There’s way too much Monday morning quarterbacking going on in Boston these days. It needs to stop.
Now that the Red Sox closer’s role has become somewhat of a revolving door, the cries for Jonathan Papelbon grow louder and louder each game. On Saturday, even Papelbon himself probably heard the shouts when he took the mound in Arizona. At the very least, his ears were ringing. But while Papelbon would undoubtedly be a perfect closer for the 2013 edition of the Red Sox, we shouldn’t get too caught up in this whole revisionist history thing.
The skepticism about the future of the ninth inning in Boston is warranted.

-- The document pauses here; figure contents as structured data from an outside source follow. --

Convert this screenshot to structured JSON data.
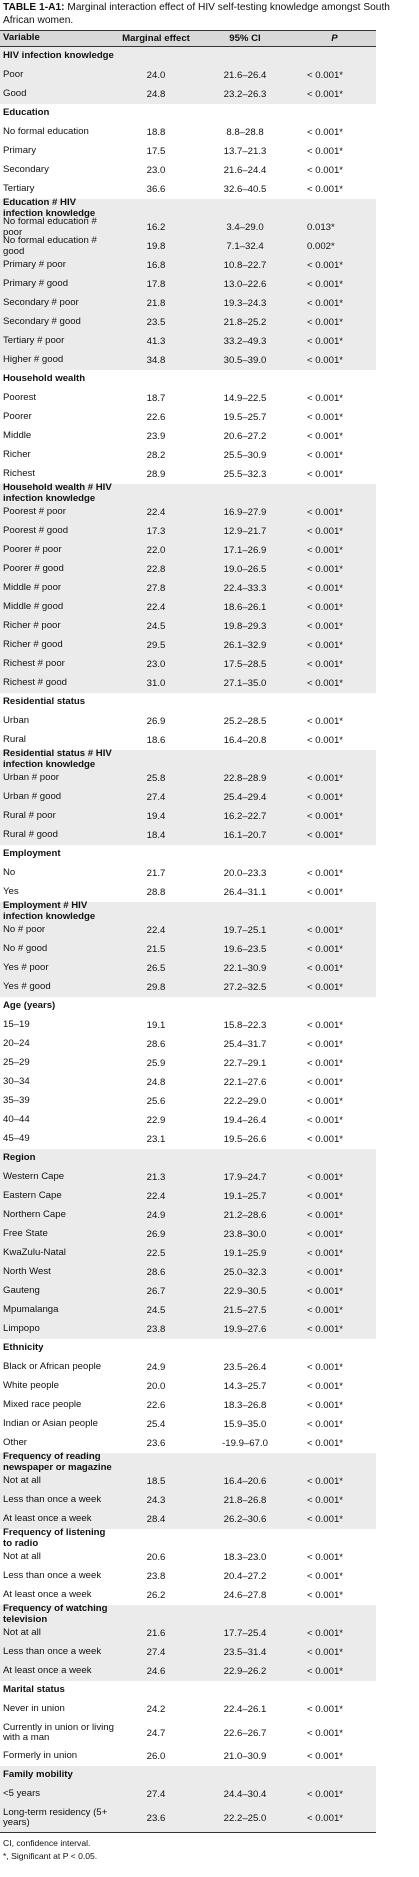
{
  "title": {
    "label": "TABLE 1-A1:",
    "text": "Marginal interaction effect of HIV self-testing knowledge amongst South African women."
  },
  "table": {
    "columns": [
      "Variable",
      "Marginal effect",
      "95% CI",
      "P"
    ],
    "sections": [
      {
        "title": "HIV infection knowledge",
        "rows": [
          [
            "Poor",
            "24.0",
            "21.6–26.4",
            "< 0.001*"
          ],
          [
            "Good",
            "24.8",
            "23.2–26.3",
            "< 0.001*"
          ]
        ]
      },
      {
        "title": "Education",
        "rows": [
          [
            "No formal education",
            "18.8",
            "8.8–28.8",
            "< 0.001*"
          ],
          [
            "Primary",
            "17.5",
            "13.7–21.3",
            "< 0.001*"
          ],
          [
            "Secondary",
            "23.0",
            "21.6–24.4",
            "< 0.001*"
          ],
          [
            "Tertiary",
            "36.6",
            "32.6–40.5",
            "< 0.001*"
          ]
        ]
      },
      {
        "title": "Education # HIV infection knowledge",
        "rows": [
          [
            "No formal education # poor",
            "16.2",
            "3.4–29.0",
            "0.013*"
          ],
          [
            "No formal education # good",
            "19.8",
            "7.1–32.4",
            "0.002*"
          ],
          [
            "Primary # poor",
            "16.8",
            "10.8–22.7",
            "< 0.001*"
          ],
          [
            "Primary # good",
            "17.8",
            "13.0–22.6",
            "< 0.001*"
          ],
          [
            "Secondary # poor",
            "21.8",
            "19.3–24.3",
            "< 0.001*"
          ],
          [
            "Secondary # good",
            "23.5",
            "21.8–25.2",
            "< 0.001*"
          ],
          [
            "Tertiary # poor",
            "41.3",
            "33.2–49.3",
            "< 0.001*"
          ],
          [
            "Higher # good",
            "34.8",
            "30.5–39.0",
            "< 0.001*"
          ]
        ]
      },
      {
        "title": "Household wealth",
        "rows": [
          [
            "Poorest",
            "18.7",
            "14.9–22.5",
            "< 0.001*"
          ],
          [
            "Poorer",
            "22.6",
            "19.5–25.7",
            "< 0.001*"
          ],
          [
            "Middle",
            "23.9",
            "20.6–27.2",
            "< 0.001*"
          ],
          [
            "Richer",
            "28.2",
            "25.5–30.9",
            "< 0.001*"
          ],
          [
            "Richest",
            "28.9",
            "25.5–32.3",
            "< 0.001*"
          ]
        ]
      },
      {
        "title": "Household wealth # HIV infection knowledge",
        "rows": [
          [
            "Poorest # poor",
            "22.4",
            "16.9–27.9",
            "< 0.001*"
          ],
          [
            "Poorest # good",
            "17.3",
            "12.9–21.7",
            "< 0.001*"
          ],
          [
            "Poorer # poor",
            "22.0",
            "17.1–26.9",
            "< 0.001*"
          ],
          [
            "Poorer # good",
            "22.8",
            "19.0–26.5",
            "< 0.001*"
          ],
          [
            "Middle # poor",
            "27.8",
            "22.4–33.3",
            "< 0.001*"
          ],
          [
            "Middle # good",
            "22.4",
            "18.6–26.1",
            "< 0.001*"
          ],
          [
            "Richer # poor",
            "24.5",
            "19.8–29.3",
            "< 0.001*"
          ],
          [
            "Richer # good",
            "29.5",
            "26.1–32.9",
            "< 0.001*"
          ],
          [
            "Richest # poor",
            "23.0",
            "17.5–28.5",
            "< 0.001*"
          ],
          [
            "Richest # good",
            "31.0",
            "27.1–35.0",
            "< 0.001*"
          ]
        ]
      },
      {
        "title": "Residential status",
        "rows": [
          [
            "Urban",
            "26.9",
            "25.2–28.5",
            "< 0.001*"
          ],
          [
            "Rural",
            "18.6",
            "16.4–20.8",
            "< 0.001*"
          ]
        ]
      },
      {
        "title": "Residential status # HIV infection knowledge",
        "rows": [
          [
            "Urban # poor",
            "25.8",
            "22.8–28.9",
            "< 0.001*"
          ],
          [
            "Urban # good",
            "27.4",
            "25.4–29.4",
            "< 0.001*"
          ],
          [
            "Rural # poor",
            "19.4",
            "16.2–22.7",
            "< 0.001*"
          ],
          [
            "Rural # good",
            "18.4",
            "16.1–20.7",
            "< 0.001*"
          ]
        ]
      },
      {
        "title": "Employment",
        "rows": [
          [
            "No",
            "21.7",
            "20.0–23.3",
            "< 0.001*"
          ],
          [
            "Yes",
            "28.8",
            "26.4–31.1",
            "< 0.001*"
          ]
        ]
      },
      {
        "title": "Employment # HIV infection knowledge",
        "rows": [
          [
            "No # poor",
            "22.4",
            "19.7–25.1",
            "< 0.001*"
          ],
          [
            "No # good",
            "21.5",
            "19.6–23.5",
            "< 0.001*"
          ],
          [
            "Yes # poor",
            "26.5",
            "22.1–30.9",
            "< 0.001*"
          ],
          [
            "Yes # good",
            "29.8",
            "27.2–32.5",
            "< 0.001*"
          ]
        ]
      },
      {
        "title": "Age (years)",
        "rows": [
          [
            "15–19",
            "19.1",
            "15.8–22.3",
            "< 0.001*"
          ],
          [
            "20–24",
            "28.6",
            "25.4–31.7",
            "< 0.001*"
          ],
          [
            "25–29",
            "25.9",
            "22.7–29.1",
            "< 0.001*"
          ],
          [
            "30–34",
            "24.8",
            "22.1–27.6",
            "< 0.001*"
          ],
          [
            "35–39",
            "25.6",
            "22.2–29.0",
            "< 0.001*"
          ],
          [
            "40–44",
            "22.9",
            "19.4–26.4",
            "< 0.001*"
          ],
          [
            "45–49",
            "23.1",
            "19.5–26.6",
            "< 0.001*"
          ]
        ]
      },
      {
        "title": "Region",
        "rows": [
          [
            "Western Cape",
            "21.3",
            "17.9–24.7",
            "< 0.001*"
          ],
          [
            "Eastern Cape",
            "22.4",
            "19.1–25.7",
            "< 0.001*"
          ],
          [
            "Northern Cape",
            "24.9",
            "21.2–28.6",
            "< 0.001*"
          ],
          [
            "Free State",
            "26.9",
            "23.8–30.0",
            "< 0.001*"
          ],
          [
            "KwaZulu-Natal",
            "22.5",
            "19.1–25.9",
            "< 0.001*"
          ],
          [
            "North West",
            "28.6",
            "25.0–32.3",
            "< 0.001*"
          ],
          [
            "Gauteng",
            "26.7",
            "22.9–30.5",
            "< 0.001*"
          ],
          [
            "Mpumalanga",
            "24.5",
            "21.5–27.5",
            "< 0.001*"
          ],
          [
            "Limpopo",
            "23.8",
            "19.9–27.6",
            "< 0.001*"
          ]
        ]
      },
      {
        "title": "Ethnicity",
        "rows": [
          [
            "Black or African people",
            "24.9",
            "23.5–26.4",
            "< 0.001*"
          ],
          [
            "White people",
            "20.0",
            "14.3–25.7",
            "< 0.001*"
          ],
          [
            "Mixed race people",
            "22.6",
            "18.3–26.8",
            "< 0.001*"
          ],
          [
            "Indian or Asian people",
            "25.4",
            "15.9–35.0",
            "< 0.001*"
          ],
          [
            "Other",
            "23.6",
            "-19.9–67.0",
            "< 0.001*"
          ]
        ]
      },
      {
        "title": "Frequency of reading newspaper or magazine",
        "rows": [
          [
            "Not at all",
            "18.5",
            "16.4–20.6",
            "< 0.001*"
          ],
          [
            "Less than once a week",
            "24.3",
            "21.8–26.8",
            "< 0.001*"
          ],
          [
            "At least once a week",
            "28.4",
            "26.2–30.6",
            "< 0.001*"
          ]
        ]
      },
      {
        "title": "Frequency of listening to radio",
        "rows": [
          [
            "Not at all",
            "20.6",
            "18.3–23.0",
            "< 0.001*"
          ],
          [
            "Less than once a week",
            "23.8",
            "20.4–27.2",
            "< 0.001*"
          ],
          [
            "At least once a week",
            "26.2",
            "24.6–27.8",
            "< 0.001*"
          ]
        ]
      },
      {
        "title": "Frequency of watching television",
        "rows": [
          [
            "Not at all",
            "21.6",
            "17.7–25.4",
            "< 0.001*"
          ],
          [
            "Less than once a week",
            "27.4",
            "23.5–31.4",
            "< 0.001*"
          ],
          [
            "At least once a week",
            "24.6",
            "22.9–26.2",
            "< 0.001*"
          ]
        ]
      },
      {
        "title": "Marital status",
        "rows": [
          [
            "Never in union",
            "24.2",
            "22.4–26.1",
            "< 0.001*"
          ],
          [
            "Currently in union or living with a man",
            "24.7",
            "22.6–26.7",
            "< 0.001*"
          ],
          [
            "Formerly in union",
            "26.0",
            "21.0–30.9",
            "< 0.001*"
          ]
        ]
      },
      {
        "title": "Family mobility",
        "rows": [
          [
            "<5 years",
            "27.4",
            "24.4–30.4",
            "< 0.001*"
          ],
          [
            "Long-term residency (5+ years)",
            "23.6",
            "22.2–25.0",
            "< 0.001*"
          ]
        ]
      }
    ]
  },
  "footnotes": [
    "CI, confidence interval.",
    "*, Significant at P < 0.05."
  ]
}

With Joel Hanrahan done for the season, Andrew Bailey battling an injury issue and Junichi Tazawa having given up runs in back-to-back outings since being named the temporary closer, the Red Sox don’t have the stability they had during Papelbon’s six-year stint in Boston. Don’t criticize the Red Sox for not re-signing Papelbon prior to the 2012 season, though. It was the right decision at the time.
Saying nowadays that the Red Sox should have re-signed Papelbon is like saying, “I should have stayed at a different hotel,” following an unpleasant stay or, “I shouldn’t have parked here,” after someone rams a shopping carriage into your passenger’s side door. Well, yeah, but staying at that hotel and parking in that spot made perfect sense.
When the Phillies signed Papelbon to a four-year, $50 million contract, there were plenty of Red Sox fans — probably the majority of Sox fans, in fact — willing to pack Papelbon’s bags. Overpaying for closers is something that’s extremely hard to justify, and as good as Papelbon was in Boston, he was overpaid by Philadelphia.
Papelbon had a down year in 2010, so he wasn’t without red flags, and plenty of teams have shelled out big money to big name closers, only to then regret the decision before long. Do B.J. Ryan (four years, $47 million), Francisco Rodriguez (three years, $37 million), Brad Lidge (three years, $37.5 million) and Kerry Wood (two years, $20.5 million) ring a bell?
It’s not as if the Red Sox haven’t been aggressive in their search for Papelbon’s successor, either. Signing Bobby Jenks — you need a puke bucket? — and acquiring Bailey and Hanrahan were all bold moves aimed at filling the closer’s role with a proven, yet cost-efficient option. Such an approach has worked for other teams. It just hasn’t worked out for the Red Sox thus far, mainly because of injuries.
Knowing what we know now — that the Red Sox, struggling to find ninth-inning stability, saved less than $2 million by going the route they did — it’s easy to reminisce about how things used to be. It’s not worth getting frustrated about, though, because it’s difficult to fault the Red Sox’ original decision.
All we can do in life is make decisions based on the information available. Hindsight will always be 20/20, and in sports, it’s usually even clearer than that.